= Alexander Courtney =

Alexander Courtney is an English historian and teacher whose research and published works concern the reign of King James VI and I and the correspondence of his mother, Mary, Queen of Scots.

== Career ==
Alexander Courtney studied history at Selwyn College, Cambridge, and gained a PhD in 2008 with a thesis titled Court politics and the kingship of James VI & I, c. 1615–c. 1622. Courtney has taught history at Tonbridge School, the Haberdashers' Boys' School at Elstree, and The Perse School in Cambridge.

Courtney, Estelle Paranque, and Michael Questier, are preparing a publication, The Secret Correspondence of Mary Queen of Scots, which will explore the correspondence of Mary, Queen of Scots, and include the new texts discovered by the cryptoanalyst George Lasry and his colleagues Norbert Biermann, and Satoshi Tomokiyo.

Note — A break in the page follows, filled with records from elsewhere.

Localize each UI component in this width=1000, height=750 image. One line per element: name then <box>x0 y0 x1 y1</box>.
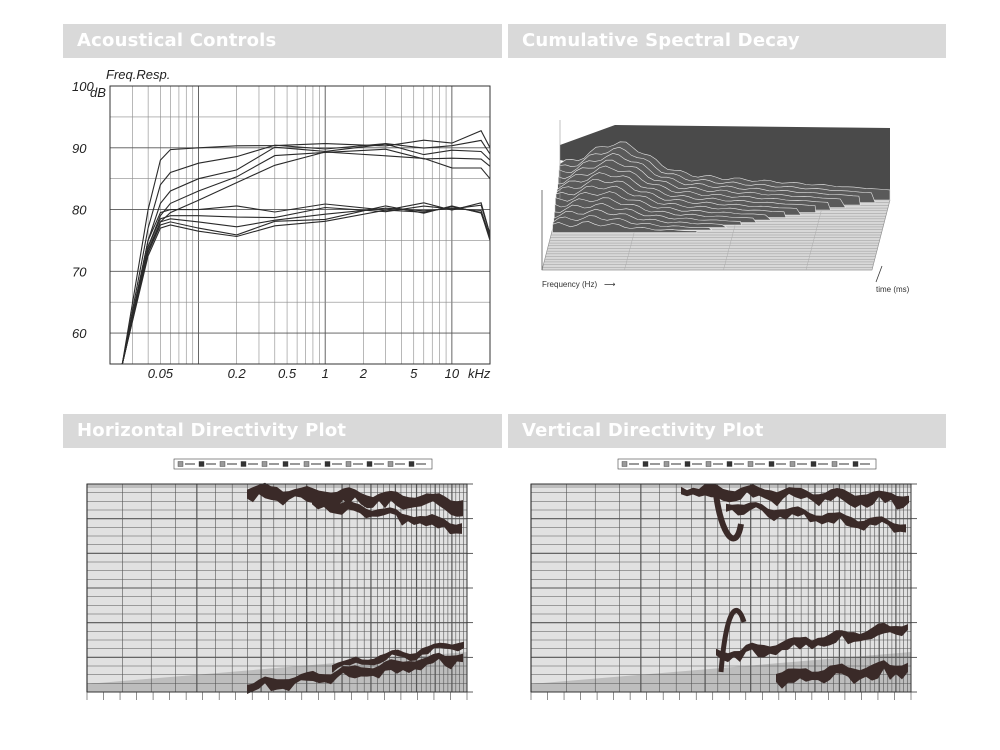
decay-slice <box>552 221 698 233</box>
fr-y-tick-label: 60 <box>72 326 87 341</box>
dir-contour-loop <box>713 493 744 542</box>
fr-series-line <box>121 204 491 365</box>
dir-legend-swatch <box>408 461 415 467</box>
dir-legend-swatch <box>684 461 691 467</box>
fr-series-line <box>121 202 491 365</box>
fr-frame <box>109 85 491 365</box>
dir-legend-swatch <box>282 461 289 467</box>
dir-legend-swatch <box>261 461 268 467</box>
decay-slices <box>552 141 891 233</box>
dir-legend-swatch <box>345 461 352 467</box>
dir-contour-band <box>681 483 909 510</box>
fr-y-tick-label: 70 <box>72 264 87 279</box>
fr-lines <box>121 129 491 365</box>
dir-legend-swatch <box>621 461 628 467</box>
dir-legend-swatch <box>831 461 838 467</box>
vertical-directivity-header: Vertical Directivity Plot <box>508 414 946 448</box>
dir-legend-swatch <box>198 461 205 467</box>
fr-series-line <box>121 151 491 365</box>
dir-light-region <box>87 488 467 684</box>
dir-contour-band <box>247 482 463 517</box>
fr-series-line <box>121 129 491 365</box>
dir-contour-band <box>716 622 908 663</box>
dir-legend-swatch <box>387 461 394 467</box>
fr-xlabel: kHz <box>468 366 491 381</box>
fr-x-tick-label: 0.2 <box>228 366 247 381</box>
dir-legend-swatch <box>726 461 733 467</box>
fr-series-line <box>121 206 491 365</box>
dir-legend-swatch <box>366 461 373 467</box>
fr-y-tick-label: 80 <box>72 203 87 218</box>
fr-title: Freq.Resp. <box>106 67 170 82</box>
fr-y-tick-label: 100 <box>72 79 94 94</box>
decay-back-surface <box>560 125 890 200</box>
dir-contour-band <box>332 641 464 673</box>
hdir-legend <box>173 458 433 470</box>
fr-ylabel: dB <box>90 85 106 100</box>
dir-legend-swatch <box>705 461 712 467</box>
dir-legend-swatch <box>747 461 754 467</box>
fr-x-tick-label: 1 <box>322 366 329 381</box>
dir-light-region <box>531 488 911 684</box>
decay-freq-label: Frequency (Hz) <box>542 280 597 289</box>
hdir-plot <box>86 482 473 700</box>
horizontal-directivity-chart <box>86 458 473 700</box>
dir-contour-loop <box>718 608 747 673</box>
decay-freq-arrow: ⟶ <box>604 280 616 289</box>
hdir-legend-marks <box>177 461 426 467</box>
fr-grid <box>109 85 491 365</box>
dir-legend-swatch <box>663 461 670 467</box>
dir-legend-swatch <box>768 461 775 467</box>
spectral-decay-chart: Frequency (Hz) ⟶ time (ms) <box>541 120 910 294</box>
dir-legend-swatch <box>789 461 796 467</box>
fr-x-tick-label: 0.05 <box>148 366 174 381</box>
dir-legend-swatch <box>324 461 331 467</box>
dir-contour-band <box>312 494 462 535</box>
spectral-decay-header: Cumulative Spectral Decay <box>508 24 946 58</box>
fr-x-tick-label: 0.5 <box>278 366 297 381</box>
decay-time-label: time (ms) <box>876 285 910 294</box>
dir-legend-swatch <box>219 461 226 467</box>
fr-x-tick-label: 2 <box>359 366 368 381</box>
horizontal-directivity-header: Horizontal Directivity Plot <box>63 414 502 448</box>
dir-legend-swatch <box>852 461 859 467</box>
vdir-legend-marks <box>621 461 870 467</box>
dir-legend-swatch <box>642 461 649 467</box>
vertical-directivity-chart <box>530 458 917 700</box>
dir-legend-swatch <box>177 461 184 467</box>
dir-legend-swatch <box>810 461 817 467</box>
vdir-plot <box>530 483 917 700</box>
decay-floor-grid <box>805 199 825 271</box>
vdir-legend <box>617 458 877 470</box>
fr-series-line <box>121 143 491 365</box>
fr-series-line <box>121 207 491 365</box>
dir-contour-band <box>776 660 908 689</box>
fr-series-line <box>121 148 491 365</box>
dir-legend-swatch <box>240 461 247 467</box>
acoustical-controls-header: Acoustical Controls <box>63 24 502 58</box>
decay-time-arrow <box>875 265 883 283</box>
fr-series-line <box>121 205 491 365</box>
dir-contour-band <box>726 502 906 533</box>
dir-legend-swatch <box>303 461 310 467</box>
fr-series-line <box>121 139 491 365</box>
fr-ticks: 100 90 80 70 60 0.05 0.2 0.5 1 2 5 10 <box>72 79 460 381</box>
fr-x-tick-label: 5 <box>410 366 418 381</box>
fr-x-tick-label: 10 <box>445 366 460 381</box>
fr-y-tick-label: 90 <box>72 141 87 156</box>
dir-contour-band <box>247 652 463 694</box>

== Selected publications ==
- (ed. with Michael Questier), James VI and I: Kingship, Government and Religion (Routledge, 2025).
- James VI, Britannic Prince: King of Scots and Elizabeth's Heir, 1566–1603 (Routledge, 2024).
- "The Secret Correspondence of James VI, 1601-3", in Susan Doran and Paulina Kewes, Doubtful and dangerous: The question of the succession in late Elizabethan England (Manchester, 2014).